Your formula is a little confusing for me:
man days required [MATH]m=(n \times s)/600[/MATH] because it's solving for man days required. But if I spin your formula and solve for square feet - using the square-feet per 8 hours from my process above - and make man days = 1 then it looks like this:
[MATH]1 = \dfrac{5 \times s}{620} = 620 =5 \times s = \dfrac{620}{5} = 124[/MATH]
I'm taking the 620 from my formula above which hopefully shows how many square-feet I can install of all 5-layers in one 8-hour time-block. And using your formula I think we just solved for m=1 - so in my assembly above (1) man can install (124) SF of all 5-layers of roofing material in (1) 8-hour time block. Does that make sense?
Great.
I misunderstood your first post. My incorrect
assumption that there was no difference in productivity for different layers did not reflect all of your first post, but was based on the words "all (3) of them are installed at the same productivity (600) SF / MD." I did ask if that was correct. My formula works
ONLY if that assumption is correct.
There are probably different ways to achieve what you want, but I am going to use what I think is simplest on the assumption that the area to be covered is the
same for each layer.
[MATH]\text {Let:}[/MATH]
[MATH]m = \text {man days required;}[/MATH]
[MATH]s = \text {area to be covered in square feet, and}[/MATH]
[MATH]L = \text {number of levels required.}[/MATH]
[MATH]\text {If } L = 1 \text {, then } m = \dfrac{s}{400}.[/MATH]
[MATH]\text {If } L = 2 \text {, then } m = \dfrac{s}{400} + \dfrac{s}{500} = \dfrac{9s}{2000}.[/MATH]
[MATH]\text {If } L = 3 \text {, then } m = \dfrac{9s}{2000} + \dfrac{s}{700} = \dfrac{83s}{14000}.[/MATH]
[MATH]\text {If } L = 4 \text {, then } m = \dfrac{83s}{14000} + \dfrac{s}{700} = \dfrac{103s}{14000}.[/MATH]
[MATH]\text {If } L = 5 \text {, then } m = \dfrac{103s}{14000} + \dfrac{s}{800} = \dfrac{120.5s}{14000}.[/MATH]
Let's see why that may work.
Suppose we want one layer for 2800 square feet. This will obviously take 7 man days because only 400 square feet (or 1/7th of the total area) can be done in one many day.
Our formula says 2800/400 = 7, which is correct.
Suppose we want two layers for 2800 square feet.

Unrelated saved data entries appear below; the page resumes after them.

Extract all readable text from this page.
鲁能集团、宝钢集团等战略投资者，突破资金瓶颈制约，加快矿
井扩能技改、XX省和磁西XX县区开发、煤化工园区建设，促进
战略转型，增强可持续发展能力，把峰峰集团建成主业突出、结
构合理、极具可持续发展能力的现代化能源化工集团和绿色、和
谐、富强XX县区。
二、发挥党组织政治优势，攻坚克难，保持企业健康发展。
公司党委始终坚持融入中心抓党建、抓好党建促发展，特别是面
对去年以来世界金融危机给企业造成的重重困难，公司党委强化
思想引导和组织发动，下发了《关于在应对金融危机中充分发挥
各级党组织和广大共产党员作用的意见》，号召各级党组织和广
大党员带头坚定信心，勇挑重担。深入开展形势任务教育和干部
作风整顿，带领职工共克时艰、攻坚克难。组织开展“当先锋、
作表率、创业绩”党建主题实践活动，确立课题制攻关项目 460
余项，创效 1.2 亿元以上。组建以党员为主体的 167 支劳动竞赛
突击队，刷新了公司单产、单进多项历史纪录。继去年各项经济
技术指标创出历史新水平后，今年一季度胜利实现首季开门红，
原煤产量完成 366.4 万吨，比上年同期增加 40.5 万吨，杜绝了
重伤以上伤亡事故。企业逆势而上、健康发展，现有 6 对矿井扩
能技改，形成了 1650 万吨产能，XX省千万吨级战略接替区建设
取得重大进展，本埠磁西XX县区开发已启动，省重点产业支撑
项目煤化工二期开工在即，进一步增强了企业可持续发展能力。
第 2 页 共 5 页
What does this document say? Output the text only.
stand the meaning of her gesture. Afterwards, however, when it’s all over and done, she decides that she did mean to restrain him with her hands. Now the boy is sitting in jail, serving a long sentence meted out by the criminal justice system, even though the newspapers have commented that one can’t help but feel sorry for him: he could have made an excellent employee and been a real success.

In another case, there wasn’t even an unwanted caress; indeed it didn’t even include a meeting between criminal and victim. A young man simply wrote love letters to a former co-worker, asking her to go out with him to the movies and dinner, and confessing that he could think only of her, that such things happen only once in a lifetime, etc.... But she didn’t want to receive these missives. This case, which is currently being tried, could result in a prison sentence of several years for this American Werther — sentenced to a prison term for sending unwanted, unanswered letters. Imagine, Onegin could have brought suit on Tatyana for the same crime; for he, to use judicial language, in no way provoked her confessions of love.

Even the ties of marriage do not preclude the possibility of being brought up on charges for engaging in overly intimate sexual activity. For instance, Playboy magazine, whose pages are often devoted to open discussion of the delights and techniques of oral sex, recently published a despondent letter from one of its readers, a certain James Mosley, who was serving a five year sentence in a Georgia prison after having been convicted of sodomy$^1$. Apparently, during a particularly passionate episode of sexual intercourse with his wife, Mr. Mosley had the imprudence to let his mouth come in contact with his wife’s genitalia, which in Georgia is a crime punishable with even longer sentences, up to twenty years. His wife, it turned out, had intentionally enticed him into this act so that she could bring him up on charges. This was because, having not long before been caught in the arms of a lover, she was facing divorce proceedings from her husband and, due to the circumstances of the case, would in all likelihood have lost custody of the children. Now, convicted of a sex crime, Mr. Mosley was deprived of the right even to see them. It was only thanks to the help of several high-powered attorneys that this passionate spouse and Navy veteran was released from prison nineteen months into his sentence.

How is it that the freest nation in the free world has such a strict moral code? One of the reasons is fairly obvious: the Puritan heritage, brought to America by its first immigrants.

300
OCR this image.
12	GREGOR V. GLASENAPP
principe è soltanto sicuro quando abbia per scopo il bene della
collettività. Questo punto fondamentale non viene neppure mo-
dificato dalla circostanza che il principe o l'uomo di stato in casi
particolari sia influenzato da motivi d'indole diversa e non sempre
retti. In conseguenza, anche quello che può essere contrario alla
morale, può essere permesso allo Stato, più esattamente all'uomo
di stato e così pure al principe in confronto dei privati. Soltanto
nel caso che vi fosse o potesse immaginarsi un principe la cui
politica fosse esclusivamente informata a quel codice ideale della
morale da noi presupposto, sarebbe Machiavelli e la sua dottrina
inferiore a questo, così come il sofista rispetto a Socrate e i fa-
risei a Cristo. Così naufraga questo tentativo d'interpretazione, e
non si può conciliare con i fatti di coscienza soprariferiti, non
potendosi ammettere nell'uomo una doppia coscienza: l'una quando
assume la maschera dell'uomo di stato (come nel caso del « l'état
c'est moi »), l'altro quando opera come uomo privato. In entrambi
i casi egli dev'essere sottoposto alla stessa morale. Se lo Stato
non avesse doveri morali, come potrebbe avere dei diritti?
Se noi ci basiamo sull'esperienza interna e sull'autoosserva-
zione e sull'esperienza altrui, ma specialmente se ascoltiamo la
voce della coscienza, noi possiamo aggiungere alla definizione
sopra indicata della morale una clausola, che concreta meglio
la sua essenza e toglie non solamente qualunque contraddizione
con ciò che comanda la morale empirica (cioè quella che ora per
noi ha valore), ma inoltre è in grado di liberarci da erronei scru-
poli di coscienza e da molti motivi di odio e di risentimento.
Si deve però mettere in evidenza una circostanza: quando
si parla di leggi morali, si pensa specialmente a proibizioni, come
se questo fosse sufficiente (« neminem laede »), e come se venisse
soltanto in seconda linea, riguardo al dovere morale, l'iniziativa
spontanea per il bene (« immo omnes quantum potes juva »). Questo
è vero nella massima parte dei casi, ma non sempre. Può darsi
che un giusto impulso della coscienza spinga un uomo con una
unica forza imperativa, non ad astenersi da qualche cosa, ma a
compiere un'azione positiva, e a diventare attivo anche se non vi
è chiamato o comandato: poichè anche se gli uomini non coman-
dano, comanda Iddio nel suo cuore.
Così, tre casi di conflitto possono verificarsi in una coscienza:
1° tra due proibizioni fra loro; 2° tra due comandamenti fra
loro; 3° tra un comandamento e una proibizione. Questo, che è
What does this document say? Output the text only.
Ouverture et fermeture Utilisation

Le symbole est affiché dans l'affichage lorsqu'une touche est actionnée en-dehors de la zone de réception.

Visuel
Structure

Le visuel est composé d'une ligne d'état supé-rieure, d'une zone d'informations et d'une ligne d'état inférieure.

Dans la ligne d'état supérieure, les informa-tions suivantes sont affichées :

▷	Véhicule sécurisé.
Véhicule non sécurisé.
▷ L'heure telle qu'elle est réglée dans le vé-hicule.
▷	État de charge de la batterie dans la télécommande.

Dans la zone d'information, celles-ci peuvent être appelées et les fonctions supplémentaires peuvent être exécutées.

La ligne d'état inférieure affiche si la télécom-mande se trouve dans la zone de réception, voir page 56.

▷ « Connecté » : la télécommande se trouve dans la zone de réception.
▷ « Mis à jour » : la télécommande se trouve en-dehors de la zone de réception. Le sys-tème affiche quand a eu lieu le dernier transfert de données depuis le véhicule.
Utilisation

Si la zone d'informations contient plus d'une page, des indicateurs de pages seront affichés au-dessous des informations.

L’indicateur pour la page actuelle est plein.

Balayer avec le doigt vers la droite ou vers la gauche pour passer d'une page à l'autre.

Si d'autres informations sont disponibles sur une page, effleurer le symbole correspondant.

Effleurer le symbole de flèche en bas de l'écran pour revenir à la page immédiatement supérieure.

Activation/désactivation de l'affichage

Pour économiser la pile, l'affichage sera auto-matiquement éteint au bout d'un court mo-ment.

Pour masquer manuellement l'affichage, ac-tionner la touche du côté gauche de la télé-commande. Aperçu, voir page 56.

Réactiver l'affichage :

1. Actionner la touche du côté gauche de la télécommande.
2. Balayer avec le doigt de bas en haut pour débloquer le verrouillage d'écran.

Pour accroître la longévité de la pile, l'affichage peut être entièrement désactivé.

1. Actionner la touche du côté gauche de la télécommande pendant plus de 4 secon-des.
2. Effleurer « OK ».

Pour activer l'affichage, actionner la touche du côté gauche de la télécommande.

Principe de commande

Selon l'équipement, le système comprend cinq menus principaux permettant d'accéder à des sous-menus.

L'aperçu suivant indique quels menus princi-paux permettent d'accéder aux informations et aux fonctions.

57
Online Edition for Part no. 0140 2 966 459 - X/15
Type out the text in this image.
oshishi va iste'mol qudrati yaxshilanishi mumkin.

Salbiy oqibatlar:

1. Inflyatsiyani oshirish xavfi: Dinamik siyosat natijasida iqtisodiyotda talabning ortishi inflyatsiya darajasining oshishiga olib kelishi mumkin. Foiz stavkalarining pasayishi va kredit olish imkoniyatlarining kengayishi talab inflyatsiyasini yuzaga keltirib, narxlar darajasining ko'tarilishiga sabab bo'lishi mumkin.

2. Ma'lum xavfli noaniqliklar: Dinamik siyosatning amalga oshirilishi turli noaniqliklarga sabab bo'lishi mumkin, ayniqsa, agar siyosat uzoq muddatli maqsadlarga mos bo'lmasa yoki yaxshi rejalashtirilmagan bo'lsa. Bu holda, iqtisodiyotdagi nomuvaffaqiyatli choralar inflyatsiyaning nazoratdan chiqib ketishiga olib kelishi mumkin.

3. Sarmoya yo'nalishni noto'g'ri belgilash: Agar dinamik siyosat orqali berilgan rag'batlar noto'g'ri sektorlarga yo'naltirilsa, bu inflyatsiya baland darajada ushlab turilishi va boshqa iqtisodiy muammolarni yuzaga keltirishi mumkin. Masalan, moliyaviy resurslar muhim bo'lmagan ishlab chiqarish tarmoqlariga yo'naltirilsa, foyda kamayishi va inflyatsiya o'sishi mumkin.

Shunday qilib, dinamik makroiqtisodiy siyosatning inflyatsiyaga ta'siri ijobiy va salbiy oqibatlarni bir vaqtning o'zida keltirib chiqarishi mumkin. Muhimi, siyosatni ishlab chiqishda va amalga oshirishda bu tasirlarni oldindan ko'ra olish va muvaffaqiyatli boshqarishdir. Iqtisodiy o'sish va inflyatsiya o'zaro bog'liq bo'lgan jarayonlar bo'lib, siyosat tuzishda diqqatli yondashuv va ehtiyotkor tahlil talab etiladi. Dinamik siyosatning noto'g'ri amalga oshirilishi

The first layer will take 7 man days as we saw above. But for the second layer, we can do 500 square feet a day, which means that we can do the second layer in 5.6 man days. So the total is 12.6 man days.
Our formula says 9 * 2800/2000 = 12.6, which is correct.
Suppose we want three layers for 2800 square feet. The first two layers will take 12.6 man days as we saw above. But for the third layer, we can do 700 square feet a day, which means that we can do the third layer in 4 man days. So the total is 16.6 man days.
Our formula says 83 * 2800/14000 = 16.6, which is correct.
Suppose we want four layers for 2800 square feet. The first three layers will take 16.6 man days as we saw above. But for the fourth layer, we can do 700 square feet a day, which means that we can do the fourth layer in 4 man days. So the total is 20.6 man days.
Our formula says 103 * 2800/14000 = 20.6, which is correct.
Suppose we want five layers for 2800 square feet. The first four layers layers will take 20.6 man days as we saw above. But for the fifth layer, we can do 800 square feet a day, which means that we can do the fifth layer in 3.5 man days. So the total is 24.1 man days.
Our formula says 120.5 * 2800/14000 = 24.1, which is correct.
Does this work?
If productivity changes in the future, you can see how I came up with the factors. It is a problem in adding fractions and so a problem in getting common denominators. They teach you the mechanics in fourth grade, but they do not teach you how to figure out when you need it.